In our digital age, let’s celebrate Wallace and Gromit—small lumps of plasticine with big, big hearts.
In their first feature-length outing, Wallace, the cheese-mad inventor in a green cardy, and his faithful dog Gromit (both voiced by Peter Sallis), are busy with their latest venture as humane pest controllers. They are charged with protecting the town’s prize vegetables from rabbit mischief ahead of the annual Giant Vegetable Competition (Gromit himself has a prodigious marrow in the works). However, part of Wallace’s madcap solution—brainwashing the captured rabbits so that they no longer like vegetables—backfires, and he unintentionally creates the Were-Rabbit, a rampaging flop-eared beast with a terrible thirst for carrot juice.
A risk of the full-length film is that the two heroes—one of whom doesn’t speak—can’t always hold centerstage. But Nick Park crosses the gulf between the small and big screens with a raft of terrific characters, from the slimy, egocentric and nasty Quartermaine (Ralph Fiennes, The Constant Gardener) and his snaggle-toothed gun-dog, to Lady Tottington (Helena Bonham-Carter, Corpse Bride), the aristocratic patron of the Vegetable Competition. In fact, everyone from the veg-fixated Yorkshire townsfolk to the precocious rabbits, contributes to the overall masterpiece. The only flaw, perhaps, is a loss of pace in the film’s slightly weird mid-section. But given that Wallace and Gromit were chased around the moon by a coin-operated oven in their first picture, the odd touch of weirdness is probably par for the course.

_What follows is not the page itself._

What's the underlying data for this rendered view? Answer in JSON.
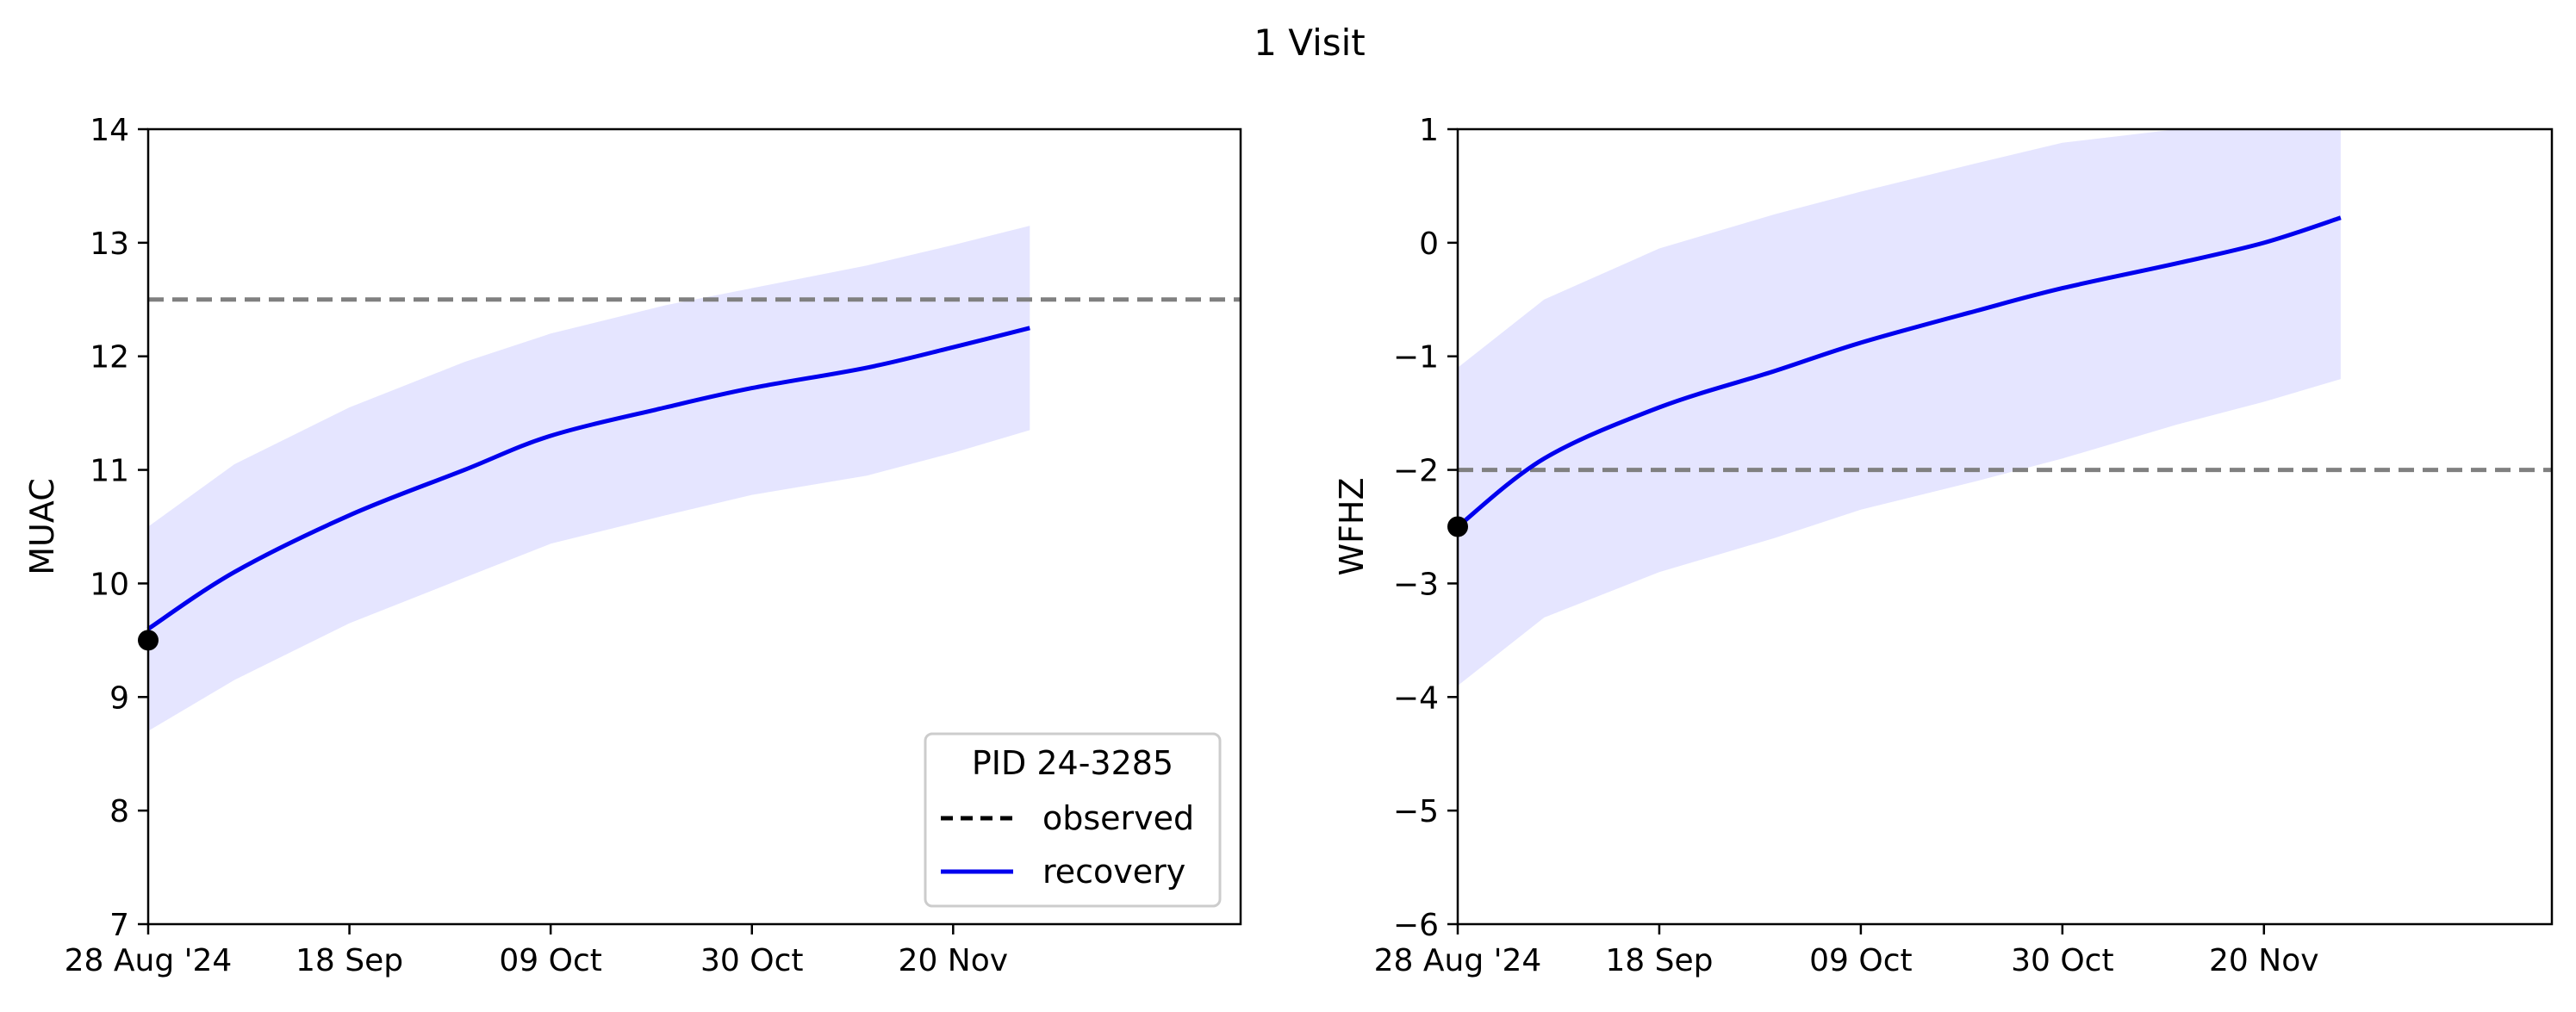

While a few of The Curse’s puns and sight gags miss their marks, the vast majority score, and the script proves itself just as pliant as the characters. Spoofing a host of horror films from King Kong to Frankenstein and even Tremors, the movie is a cavalcade of quick-fire laughs, as Wallace and Gromit battle to save the Were-Rabbit from a grisly fate at the end of Quartermaine’s shotgun. There are simply too many moments to mention—but Gromit’s dogfight with Quartermaine’s gun-dog using merry-go-round planes, Wallace’s humane rabbit catcher and his library of cheese-related classics are among the picks.
Best of all is that Wallace and Gromit emerge from their dalliance with Hollywood, a far scarier beast than any Were-Rabbit, with their souls intact.